Friday, October 7, 2005
Half of the Prize went to Roy Glauber, 80, a Harvard theorist who
continues to teach freshman physics. The other half was divided
between John Hall, 71, and Theodor Haensch, 63. Hall is a Senior
Scientist at NIST and a Fellow at the University of Colorado's
JILA. Haensch directs the Max-Planck-Institute for Quantum
Optics in Munich, Germany. Optics was regarded as a mature area
of physics before the invention of the laser in 1960, which made
all sorts of new experiments possible. At Harvard, Roy Glauber,
then 35, began recasting optics in terms of quantum theory. His
work provided the mathematical basis for Hall and Haensch to
develop techniques to measure frequencies with the accuracy
needed for atomic clocks and global positioning systems.
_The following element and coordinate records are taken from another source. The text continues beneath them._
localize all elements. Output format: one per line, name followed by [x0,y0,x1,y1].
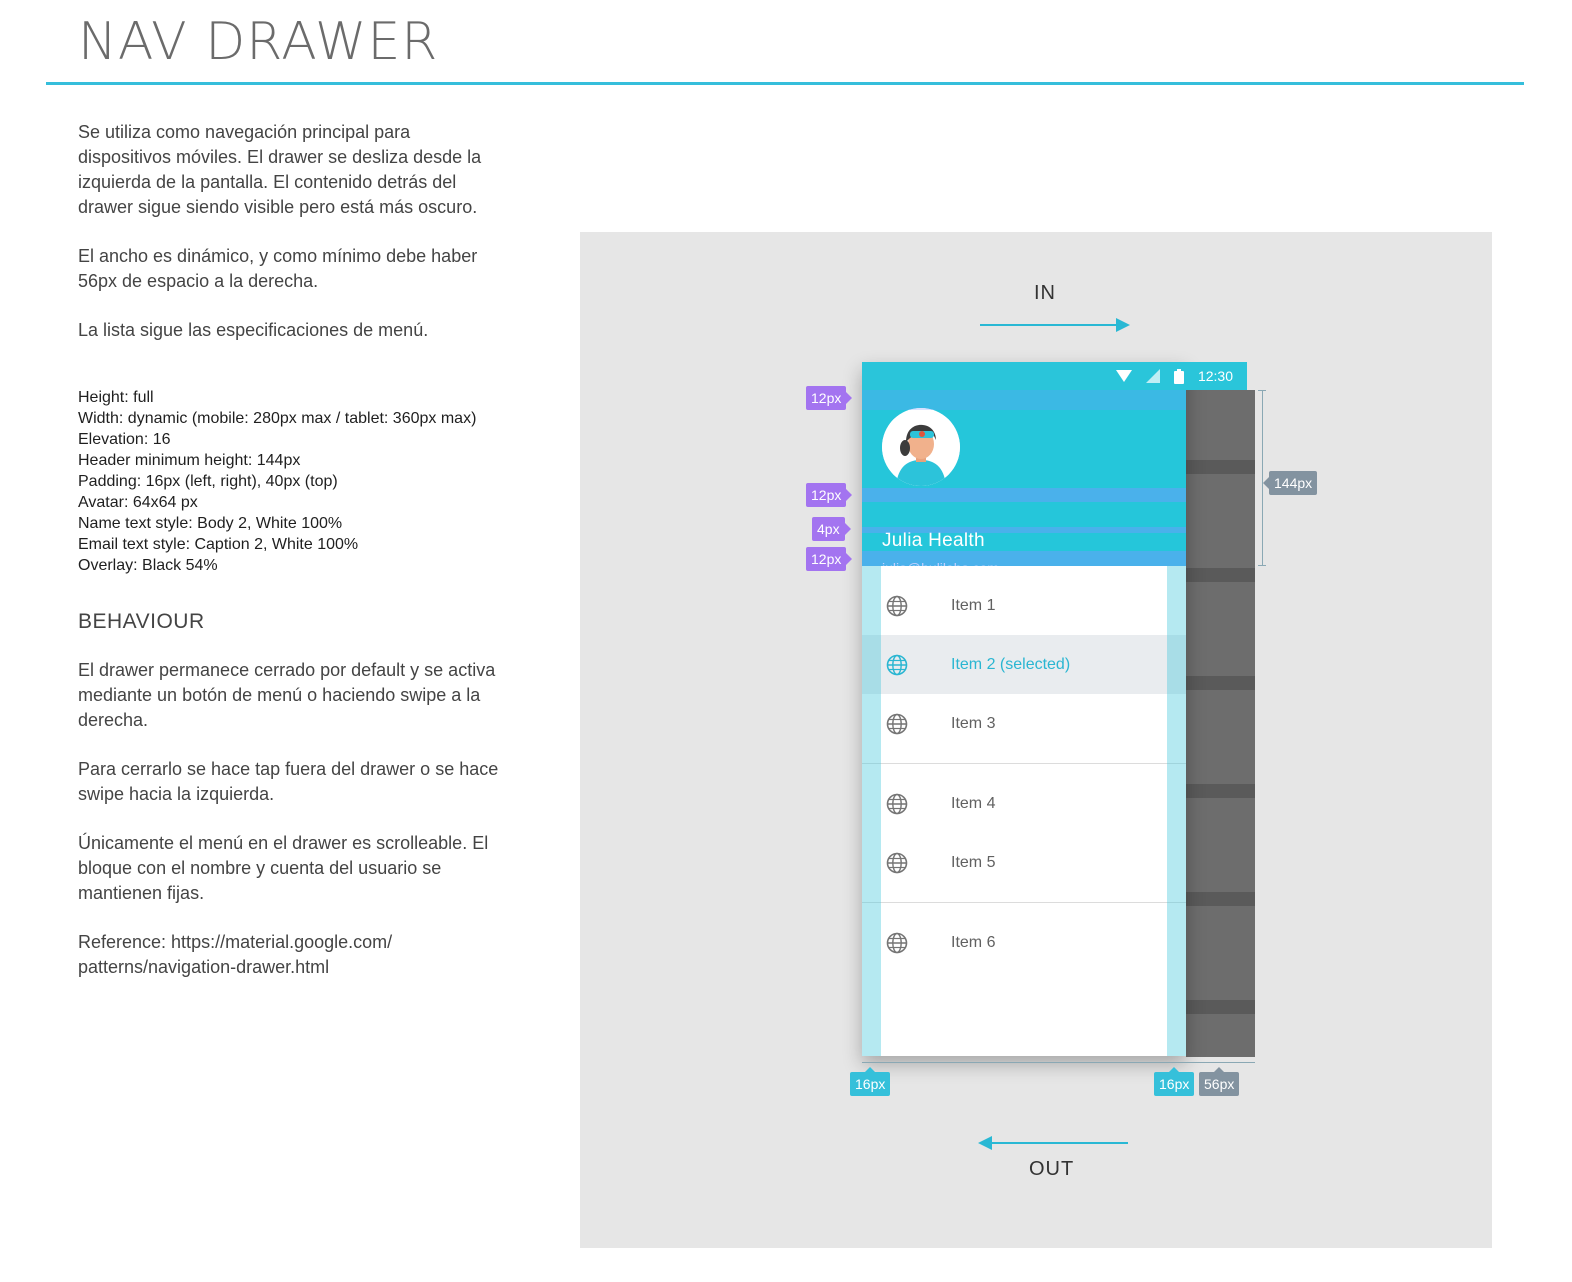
description-paragraph: El ancho es dinámico, y como mínimo debe haber 56px de espacio a la derecha. [78,246,478,291]
left-padding-guide [862,566,881,1056]
status-bar [862,362,1247,390]
right-space-tag: 56px [1199,1072,1239,1096]
spec-item: Width: dynamic (mobile: 280px max / tablet: 360px max) [78,410,477,427]
signal-icon [1146,369,1160,383]
overlay-divider [1186,892,1255,906]
battery-icon [1174,369,1184,384]
overlay-divider [1186,784,1255,798]
menu-item-5[interactable] [862,833,1186,892]
spec-item: Header minimum height: 144px [78,452,301,469]
menu-item-label: Item 5 [951,853,996,871]
spec-item: Padding: 16px (left, right), 40px (top) [78,473,338,490]
measure-tick [1258,390,1266,391]
menu-item-label: Item 3 [951,714,996,732]
overlay-divider [1186,568,1255,582]
avatar[interactable] [882,408,960,486]
right-padding-guide [1167,566,1186,1056]
globe-icon [886,932,908,954]
description-paragraph: La lista sigue las especificaciones de menú. [78,320,429,340]
spec-item: Email text style: Caption 2, White 100% [78,536,359,553]
arrow-left-icon [978,1136,992,1150]
nav-drawer [862,362,1233,1056]
menu-divider [862,763,1186,764]
reference-link[interactable]: Reference: https://material.google.com/ patterns/navigation-drawer.html [78,932,393,977]
menu-item-1[interactable] [862,576,1186,635]
globe-icon [886,793,908,815]
top-padding-tag: 12px [806,386,846,410]
out-arrow-line [990,1142,1128,1144]
behaviour-paragraph: Únicamente el menú en el drawer es scrolleable. El bloque con el nombre y cuenta del usuario se mantienen fijas. [78,833,489,903]
menu-item-label: Item 6 [951,933,996,951]
spec-item: Avatar: 64x64 px [78,494,198,511]
bottom-spacing-tag: 12px [806,547,846,571]
avatar-illustration [882,408,960,486]
header-height-tag: 144px [1269,471,1317,495]
behaviour-heading: BEHAVIOUR [78,610,205,633]
name-email-gap-tag: 4px [812,517,845,541]
globe-icon [886,713,908,735]
wifi-icon [1116,370,1132,382]
spec-list [78,387,508,576]
user-name: Julia Health [882,530,985,551]
arrow-right-icon [1116,318,1130,332]
menu-item-6[interactable] [862,913,1186,972]
name-spacing-band [862,488,1186,502]
title-divider [46,82,1524,85]
behaviour-paragraph: Para cerrarlo se hace tap fuera del drawer o se hace swipe hacia la izquierda. [78,759,499,804]
top-padding-band [862,390,1186,410]
spec-item: Overlay: Black 54% [78,557,218,574]
menu-item-label: Item 1 [951,596,996,614]
overlay-divider [1186,1000,1255,1014]
width-measure [862,1062,1255,1063]
drawer-menu [862,566,1186,972]
name-spacing-tag: 12px [806,483,846,507]
description-paragraph: Se utiliza como navegación principal para dispositivos móviles. El drawer se desliza desde la izquierda de la pantalla. El contenido detrás del drawer sigue siendo visible pero está más oscuro. [78,122,482,217]
out-label: OUT [1029,1158,1075,1180]
measure-tick [1258,565,1266,566]
overlay-divider [1186,460,1255,474]
globe-icon [886,654,908,676]
user-email: julia@hulilabs.com [882,560,999,576]
right-padding-tag: 16px [1154,1072,1194,1096]
menu-item-label: Item 4 [951,794,996,812]
content-overlay[interactable] [1186,390,1255,1057]
spec-item: Name text style: Body 2, White 100% [78,515,343,532]
behaviour-paragraph: El drawer permanece cerrado por default y se activa mediante un botón de menú o haciendo swipe a la derecha. [78,660,496,730]
drawer-header [862,390,1186,576]
globe-icon [886,595,908,617]
in-label: IN [1034,282,1056,304]
spec-item: Elevation: 16 [78,431,171,448]
page-title: NAV DRAWER [78,12,439,72]
name-email-gap-band [862,527,1186,533]
bottom-spacing-band [862,551,1186,566]
spec-item: Height: full [78,389,154,406]
menu-item-2[interactable] [862,635,1186,694]
menu-item-label: Item 2 (selected) [951,655,1071,673]
menu-item-4[interactable] [862,774,1186,833]
menu-item-3[interactable] [862,694,1186,753]
globe-icon [886,852,908,874]
menu-divider [862,902,1186,903]
overlay-divider [1186,676,1255,690]
left-padding-tag: 16px [850,1072,890,1096]
in-arrow-line [980,324,1120,326]
status-time: 12:30 [1197,368,1233,384]
description-column [78,120,508,1004]
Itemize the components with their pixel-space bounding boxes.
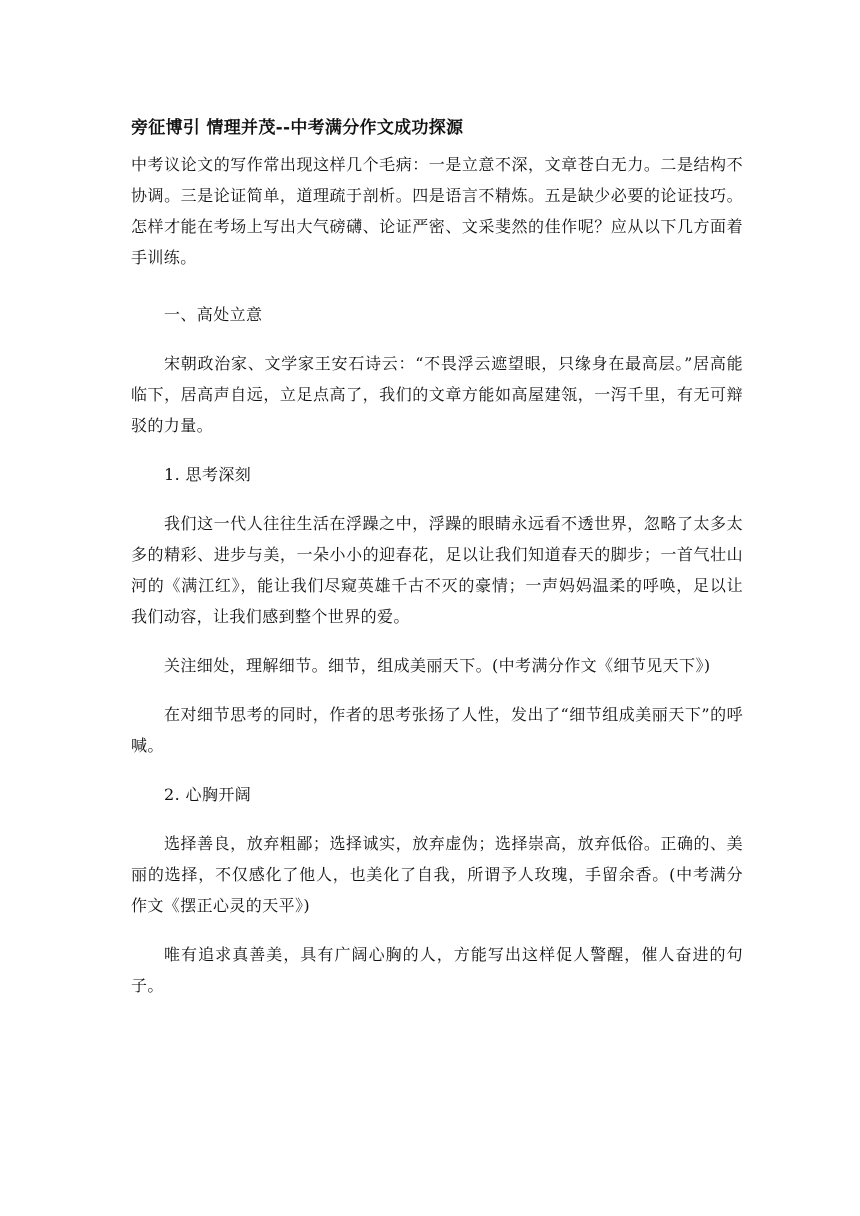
section-heading-high-intent: 一、高处立意 [164,305,263,324]
paragraph-choice-comment: 唯有追求真善美，具有广阔心胸的人，方能写出这样促人警醒，催人奋进的句子。 [131,945,743,995]
paragraph-details-quote: 关注细处，理解细节。细节，组成美丽天下。(中考满分作文《细节见天下》) [164,656,711,675]
section-paragraph-wang-anshi: 宋朝政治家、文学家王安石诗云：“不畏浮云遮望眼，只缘身在最高层。”居高能临下，居高声自远，立足点高了，我们的文章方能如高屋建瓴，一泻千里，有无可辩驳的力量。 [131,354,743,435]
paragraph-choice-quote: 选择善良，放弃粗鄙；选择诚实，放弃虚伪；选择崇高，放弃低俗。正确的、美丽的选择，不仅感化了他人，也美化了自我，所谓予人玫瑰，手留余香。(中考满分作文《摆正心灵的天平》) [131,834,743,915]
paragraph-restless-generation: 我们这一代人往往生活在浮躁之中，浮躁的眼睛永远看不透世界，忽略了太多太多的精彩、进步与美，一朵小小的迎春花，足以让我们知道春天的脚步；一首气壮山河的《满江红》，能让我们尽窥英雄千古不灭的豪情；一声妈妈温柔的呼唤，足以让我们动容，让我们感到整个世界的爱。 [131,514,743,626]
subsection-heading-open-mind: 2. 心胸开阔 [164,785,252,804]
document-body [131,113,743,1019]
paragraph-details-comment: 在对细节思考的同时，作者的思考张扬了人性，发出了“细节组成美丽天下”的呼喊。 [131,705,743,755]
intro-paragraph: 中考议论文的写作常出现这样几个毛病：一是立意不深，文章苍白无力。二是结构不协调。三是论证简单，道理疏于剖析。四是语言不精炼。五是缺少必要的论证技巧。怎样才能在考场上写出大气磅礴、论证严密、文采斐然的佳作呢？应从以下几方面着手训练。 [131,155,743,267]
subsection-heading-deep-thinking: 1. 思考深刻 [164,465,252,484]
document-title: 旁征博引 情理并茂--中考满分作文成功探源 [131,118,464,138]
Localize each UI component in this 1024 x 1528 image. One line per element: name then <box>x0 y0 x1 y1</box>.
Today it was announced that Mohammed ElBaradei, director general
of the International Atomic Energy Agency, was the co-winner of
the 2005 Peace Prize, along with the agency he heads. It was a
stunning vindication of ElBaradei, who was reelected to a third
term as IAEA director in June only after the U.S. grudgingly
withdrew its opposition. Before the U.S. invasion, ElBaradei and
the IAEA repeatedly insisted, over American objections, that Iraq
had no weapons of mass destruction. None have ever been found.
Timing is everything. Yesterday, before the Peace Prize was
announced, President Bush delivered what the White House said
would be a major speech about progress in the War on Terrorism.
To a predictably friendly audience at the National Endowment for
Democracy, the President declared that 10 terrorist plots around
the world have been thwarted since 9-11. After the speech, the
White House began making a list. This is like a boy making a
list of the naughty things he hasn't done in hopes of a reward.
We can only admire the President's restraint in stopping at ten.
Balance is a good thing for tour boats, but it makes no sense at
all applied to religious explanations of the geology of the Grand
Canyon. A story in yesterday's NY Times by Jodi Wilgoren
followed two expeditions down the canyon, one led by a Christian
fundamentalist minister, the other by Dr. Eugenie Scott, a
geologist and the director of the National Center for Science
Education. The story could have been educational. It wasn't.
All a non-scientist could take from the story is that there are
two ways to interpret what you see in the canyon.
On Monday, a relatively rare annular eclipse was seen across
Spain and Portugal, which happens if the moon is at its apogee
and doesn't quite cover the Sun's disk. "It's quite spectacular,"
an Associated Press account in the NY Times quoted Dr. Stephen
Maran of the American Astrological Society. Yes, it was.